The second season of the FX TV series, Justified, is available for viewing now on Hulu and I am kicking myself, because I’ve already missed the first two episodes. Each episode is only available, for a limited time period. Justified is part police procedural and part modern-day western. After viewing the last currently available episode, a promotional announcement appeared stating that seven out of ten viewers that watched Justified also liked The Beast.

To vice, innocence must always seem only a superior kind of chicanery

The Beast is another paranoid cop show, this time produced by A&E and starring the late Patrick Swayze. The entire first and only season is available on Hulu. Swayze was diagnosed with pancreatic cancer at the onset of filming and died after production was completed. I watched the first episode and at its beginning, the preceding quote about making man a breast of prey was shown. It was attributed to a Marie Louise de la Ramée.

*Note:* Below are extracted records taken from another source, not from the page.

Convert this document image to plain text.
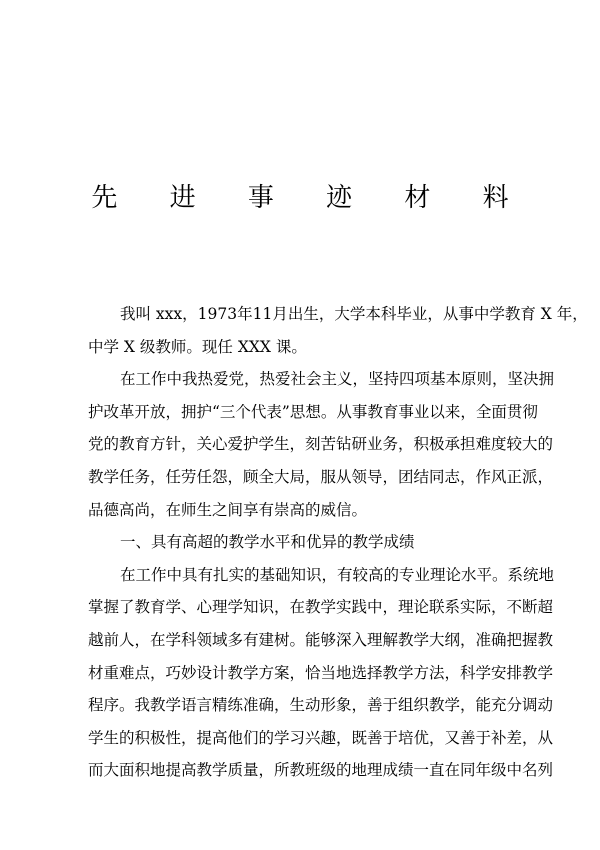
先 进 事 迹 材 料
我叫 xxx，1973年11月出生，大学本科毕业，从事中学教育 X 年，
中学 X 级教师。现任 XXX 课。
在工作中我热爱党，热爱社会主义，坚持四项基本原则，坚决拥
护改革开放，拥护“三个代表”思想。从事教育事业以来，全面贯彻
党的教育方针，关心爱护学生，刻苦钻研业务，积极承担难度较大的
教学任务，任劳任怨，顾全大局，服从领导，团结同志，作风正派，
品德高尚，在师生之间享有崇高的威信。
一、具有高超的教学水平和优异的教学成绩
在工作中具有扎实的基础知识，有较高的专业理论水平。系统地
掌握了教育学、心理学知识，在教学实践中，理论联系实际，不断超
越前人，在学科领域多有建树。能够深入理解教学大纲，准确把握教
材重难点，巧妙设计教学方案，恰当地选择教学方法，科学安排教学
程序。我教学语言精练准确，生动形象，善于组织教学，能充分调动
学生的积极性，提高他们的学习兴趣，既善于培优，又善于补差，从
而大面积地提高教学质量，所教班级的地理成绩一直在同年级中名列
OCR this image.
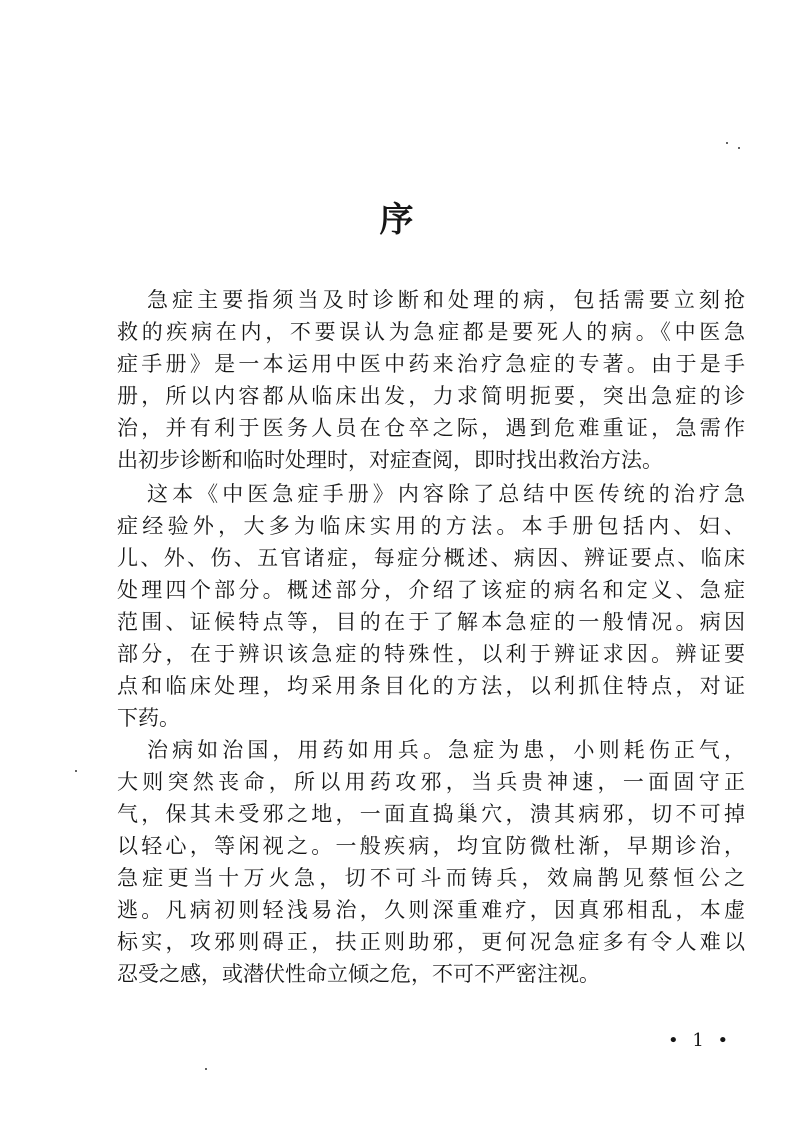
序
急症主要指须当及时诊断和处理的病，包括需要立刻抢
救的疾病在内，不要误认为急症都是要死人的病。《中医急
症手册》是一本运用中医中药来治疗急症的专著。由于是手
册，所以内容都从临床出发，力求简明扼要，突出急症的诊
治，并有利于医务人员在仓卒之际，遇到危难重证，急需作
出初步诊断和临时处理时，对症查阅，即时找出救治方法。
这本《中医急症手册》内容除了总结中医传统的治疗急
症经验外，大多为临床实用的方法。本手册包括内、妇、
儿、外、伤、五官诸症，每症分概述、病因、辨证要点、临床
处理四个部分。概述部分，介绍了该症的病名和定义、急症
范围、证候特点等，目的在于了解本急症的一般情况。病因
部分，在于辨识该急症的特殊性，以利于辨证求因。辨证要
点和临床处理，均采用条目化的方法，以利抓住特点，对证
下药。
治病如治国，用药如用兵。急症为患，小则耗伤正气，
大则突然丧命，所以用药攻邪，当兵贵神速，一面固守正
气，保其未受邪之地，一面直捣巢穴，溃其病邪，切不可掉
以轻心，等闲视之。一般疾病，均宜防微杜渐，早期诊治，
急症更当十万火急，切不可斗而铸兵，效扁鹊见蔡恒公之
逃。凡病初则轻浅易治，久则深重难疗，因真邪相乱，本虚
标实，攻邪则碍正，扶正则助邪，更何况急症多有令人难以
忍受之感，或潜伏性命立倾之危，不可不严密注视。
• 1 •
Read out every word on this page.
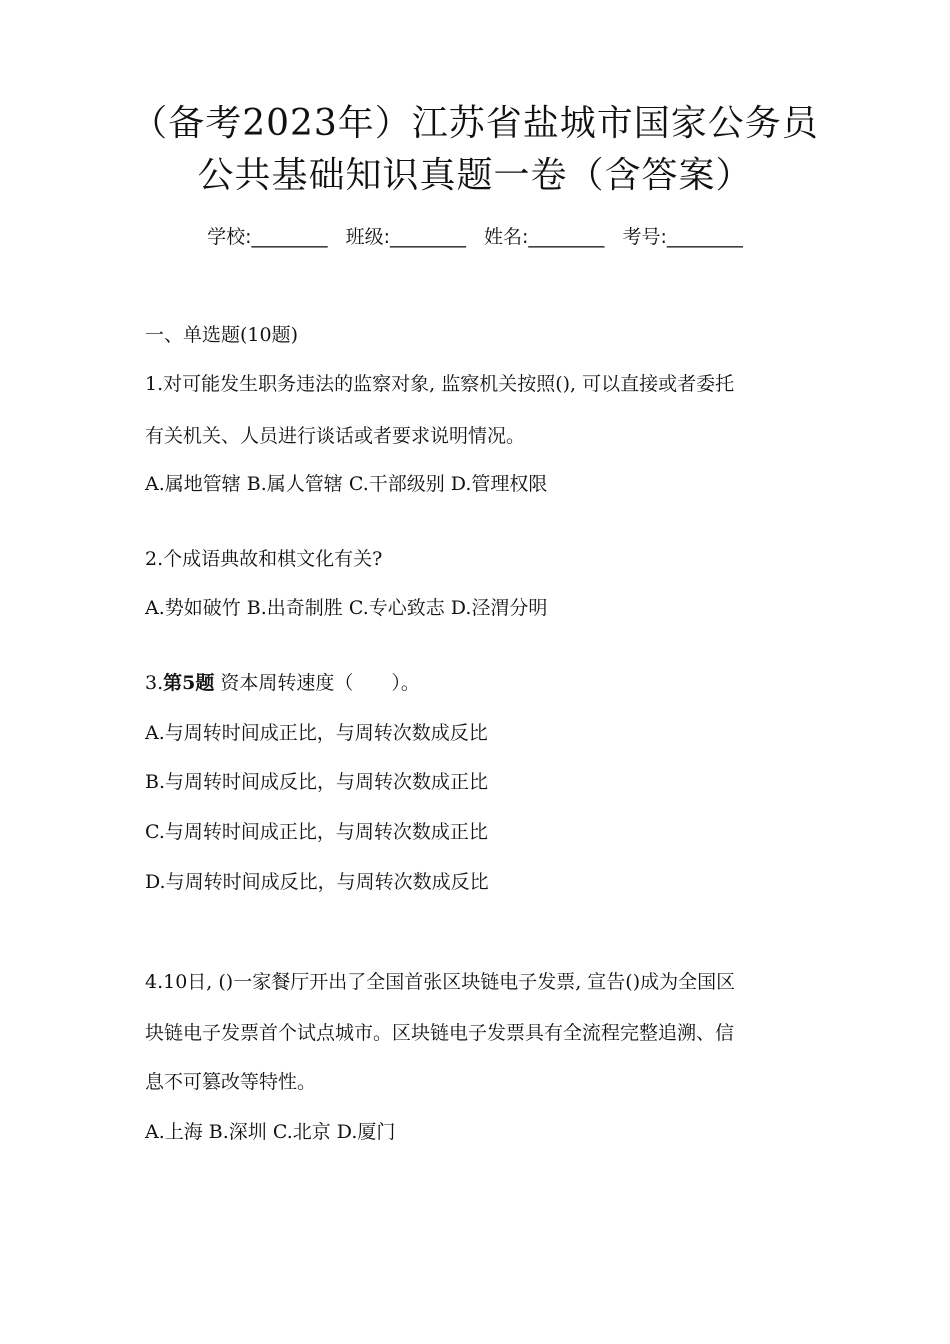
（备考2023年）江苏省盐城市国家公务员
公共基础知识真题一卷（含答案）
学校:________ 班级:________ 姓名:________ 考号:________
一、单选题(10题)
1.对可能发生职务违法的监察对象, 监察机关按照(), 可以直接或者委托
有关机关、人员进行谈话或者要求说明情况。
A.属地管辖 B.属人管辖 C.干部级别 D.管理权限
2.个成语典故和棋文化有关?
A.势如破竹 B.出奇制胜 C.专心致志 D.泾渭分明
3.第5题 资本周转速度（　　）。
A.与周转时间成正比，与周转次数成反比
B.与周转时间成反比，与周转次数成正比
C.与周转时间成正比，与周转次数成正比
D.与周转时间成反比，与周转次数成反比
4.10日, ()一家餐厅开出了全国首张区块链电子发票, 宣告()成为全国区
块链电子发票首个试点城市。区块链电子发票具有全流程完整追溯、信
息不可篡改等特性。
A.上海 B.深圳 C.北京 D.厦门
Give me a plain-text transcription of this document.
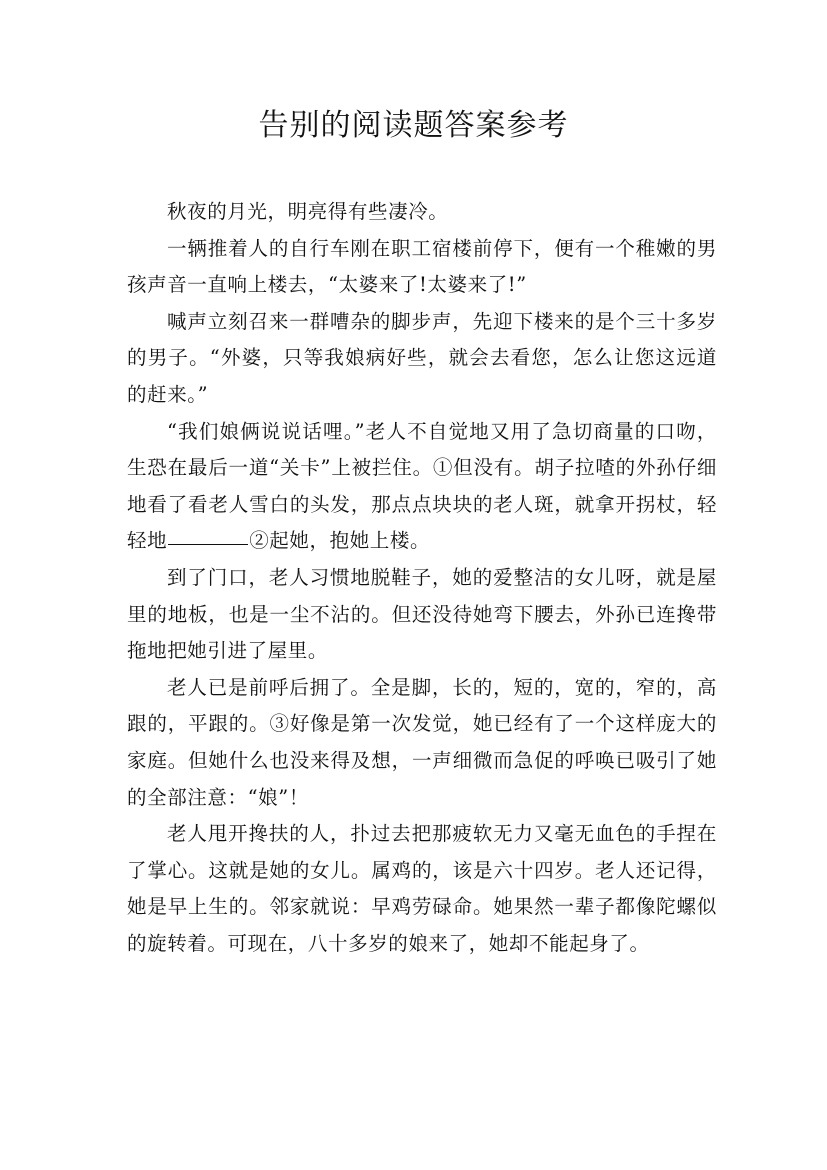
告别的阅读题答案参考

秋夜的月光，明亮得有些凄冷。

一辆推着人的自行车刚在职工宿楼前停下，便有一个稚嫩的男孩声音一直响上楼去，“太婆来了!太婆来了!”

喊声立刻召来一群嘈杂的脚步声，先迎下楼来的是个三十多岁的男子。“外婆，只等我娘病好些，就会去看您，怎么让您这远道的赶来。”

“我们娘俩说说话哩。”老人不自觉地又用了急切商量的口吻，生恐在最后一道“关卡”上被拦住。①但没有。胡子拉喳的外孙仔细地看了看老人雪白的头发，那点点块块的老人斑，就拿开拐杖，轻轻地	②起她，抱她上楼。

到了门口，老人习惯地脱鞋子，她的爱整洁的女儿呀，就是屋里的地板，也是一尘不沾的。但还没待她弯下腰去，外孙已连搀带拖地把她引进了屋里。

老人已是前呼后拥了。全是脚，长的，短的，宽的，窄的，高跟的，平跟的。③好像是第一次发觉，她已经有了一个这样庞大的家庭。但她什么也没来得及想，一声细微而急促的呼唤已吸引了她的全部注意：“娘”！

老人甩开搀扶的人，扑过去把那疲软无力又毫无血色的手捏在了掌心。这就是她的女儿。属鸡的，该是六十四岁。老人还记得，她是早上生的。邻家就说：早鸡劳碌命。她果然一辈子都像陀螺似的旋转着。可现在，八十多岁的娘来了，她却不能起身了。
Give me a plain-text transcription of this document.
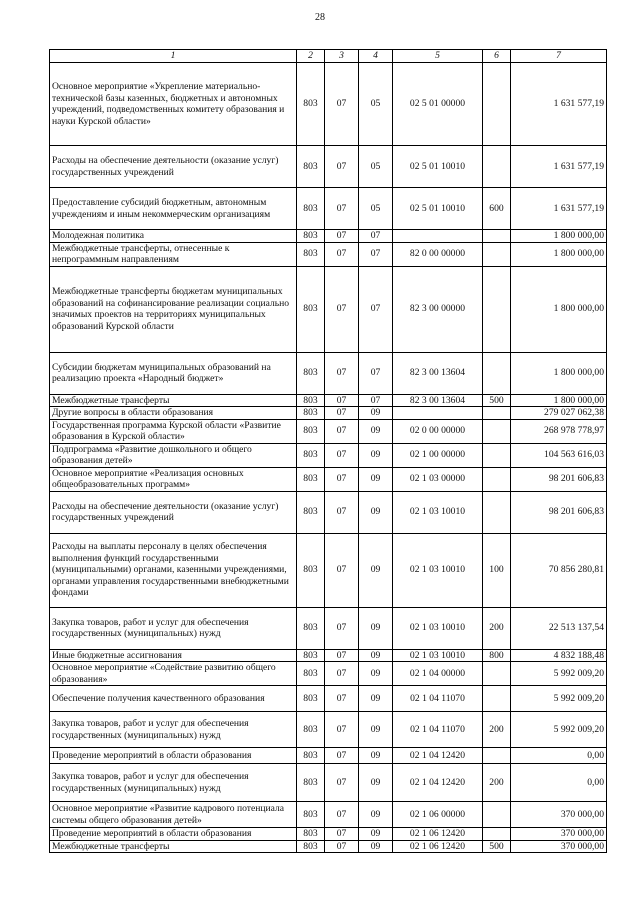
28
1	2	3	4	5	6	7
Основное мероприятие «Укрепление материально-технической базы казенных, бюджетных и автономных учреждений, подведомственных комитету образования и науки Курской области»	803	07	05	02 5 01 00000		1 631 577,19
Расходы на обеспечение деятельности (оказание услуг) государственных учреждений	803	07	05	02 5 01 10010		1 631 577,19
Предоставление субсидий бюджетным, автономным учреждениям и иным некоммерческим организациям	803	07	05	02 5 01 10010	600	1 631 577,19
Молодежная политика	803	07	07			1 800 000,00
Межбюджетные трансферты, отнесенные к непрограммным направлениям	803	07	07	82 0 00 00000		1 800 000,00
Межбюджетные трансферты бюджетам муниципальных образований на софинансирование реализации социально значимых проектов на территориях муниципальных образований Курской области	803	07	07	82 3 00 00000		1 800 000,00
Субсидии бюджетам муниципальных образований на реализацию проекта «Народный бюджет»	803	07	07	82 3 00 13604		1 800 000,00
Межбюджетные трансферты	803	07	07	82 3 00 13604	500	1 800 000,00
Другие вопросы в области образования	803	07	09			279 027 062,38
Государственная программа Курской области «Развитие образования в Курской области»	803	07	09	02 0 00 00000		268 978 778,97
Подпрограмма «Развитие дошкольного и общего образования детей»	803	07	09	02 1 00 00000		104 563 616,03
Основное мероприятие «Реализация основных общеобразовательных программ»	803	07	09	02 1 03 00000		98 201 606,83
Расходы на обеспечение деятельности (оказание услуг) государственных учреждений	803	07	09	02 1 03 10010		98 201 606,83
Расходы на выплаты персоналу в целях обеспечения выполнения функций государственными (муниципальными) органами, казенными учреждениями, органами управления государственными внебюджетными фондами	803	07	09	02 1 03 10010	100	70 856 280,81
Закупка товаров, работ и услуг для обеспечения государственных (муниципальных) нужд	803	07	09	02 1 03 10010	200	22 513 137,54
Иные бюджетные ассигнования	803	07	09	02 1 03 10010	800	4 832 188,48
Основное мероприятие «Содействие развитию общего образования»	803	07	09	02 1 04 00000		5 992 009,20
Обеспечение получения качественного образования	803	07	09	02 1 04 11070		5 992 009,20
Закупка товаров, работ и услуг для обеспечения государственных (муниципальных) нужд	803	07	09	02 1 04 11070	200	5 992 009,20
Проведение мероприятий в области образования	803	07	09	02 1 04 12420		0,00
Закупка товаров, работ и услуг для обеспечения государственных (муниципальных) нужд	803	07	09	02 1 04 12420	200	0,00
Основное мероприятие «Развитие кадрового потенциала системы общего образования детей»	803	07	09	02 1 06 00000		370 000,00
Проведение мероприятий в области образования	803	07	09	02 1 06 12420		370 000,00
Межбюджетные трансферты	803	07	09	02 1 06 12420	500	370 000,00
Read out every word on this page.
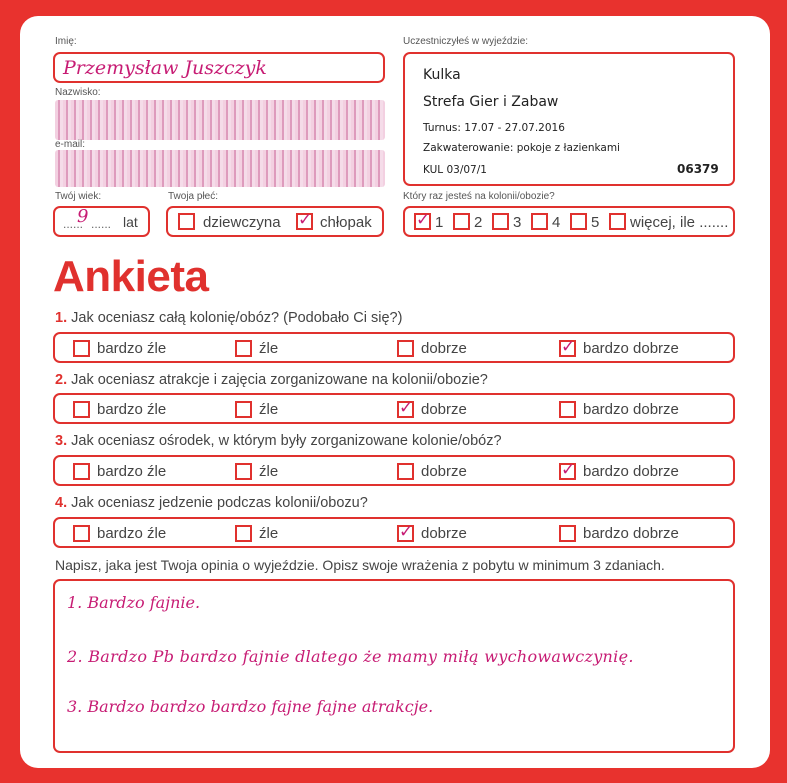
Imię:
Przemysław Juszczyk
Nazwisko:
e-mail:
Uczestniczyłeś w wyjeździe:
Kulka
Strefa Gier i Zabaw
Turnus: 17.07 - 27.07.2016
Zakwaterowanie: pokoje z łazienkami
KUL 03/07/1	06379
Twój wiek:
......
9 ...... lat
Twoja płeć:
dziewczyna ✓ chłopak
Który raz jesteś na kolonii/obozie?
✓ 1 2 3 4 5 więcej, ile .......
Ankieta
1. Jak oceniasz całą kolonię/obóz? (Podobało Ci się?)
bardzo źle	źle	dobrze	✓ bardzo dobrze
2. Jak oceniasz atrakcje i zajęcia zorganizowane na kolonii/obozie?
bardzo źle	źle	✓ dobrze	bardzo dobrze
3. Jak oceniasz ośrodek, w którym były zorganizowane kolonie/obóz?
bardzo źle	źle	dobrze	✓ bardzo dobrze
4. Jak oceniasz jedzenie podczas kolonii/obozu?
bardzo źle	źle	✓ dobrze	bardzo dobrze
Napisz, jaka jest Twoja opinia o wyjeździe. Opisz swoje wrażenia z pobytu w minimum 3 zdaniach.
1. Bardzo fajnie.
2. Bardzo Pb bardzo fajnie dlatego że mamy miłą wychowawczynię.
3. Bardzo bardzo bardzo fajne fajne atrakcje.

It is hard work to be good when you are very little and very hungry, and have many sticks to beat you, and no mothers lips to kiss you

Ramée, was a 19th century English novelist. She was a Guernsey, born to a French-speaking father and an English mother. She derived her pen name, Ouida, from her own childish pronunciation of her given name Louise. She wrote some forty books in her lifetime, including novels, children stories, and collections of essays and short stories. She died a pauper in 1908.

Familiarity is a magician that is cruel to beauty, but kind to ugliness

I have never read any of her books and until seeing her quote at the start of The Beast, had never even heard of her, but seeing that quote, I had to learn more about her. The website, Think Exists, had a collection of her quotes, and many of them appear italicized in this post. Reading these quotes of her, I fell in love with the poetry embodied within them and I had the subject for this post.

An easy-going husband is the one indispensable comfort of life

The preceding quote is one of my favorites, if only because it is also self-serving. I hope that all you married ladies also agree? The following quote is less a favorite of mine, than most of the rest, but everyone is entitled to their own opinion. I’m sure my biking buddies would agree.

If all feeling for grace and beauty were not extinguished in the mass of mankind at the actual moment, such a method of locomotion as cycling could never have found acceptance; no man or woman with the slightest aesthetic sense could assume the ludic*

* Ludic derives from Latin ludus, play, and is an adjective meaning playful. The term is used in philosophy to describe play as an act of self-definition; in literary studies, the term may apply to works written in the spirit of festival. -Wiki

1 thought on “Ouida

  1. Actually, I think cycling appears quite graceful, even in the masses of commuters on bikes I saw in China… perhaps she witnessed something we didn’t.

    But how could cycling possibly be considered ungraceful, when I have seen a man pedaling his 2-wheeler with his sleeping pregnant wife back-to-back with him? Or the single workman on a 2-wheeler hauling on his back a load several times the length of his conveyance – obviously an everyday experience for him.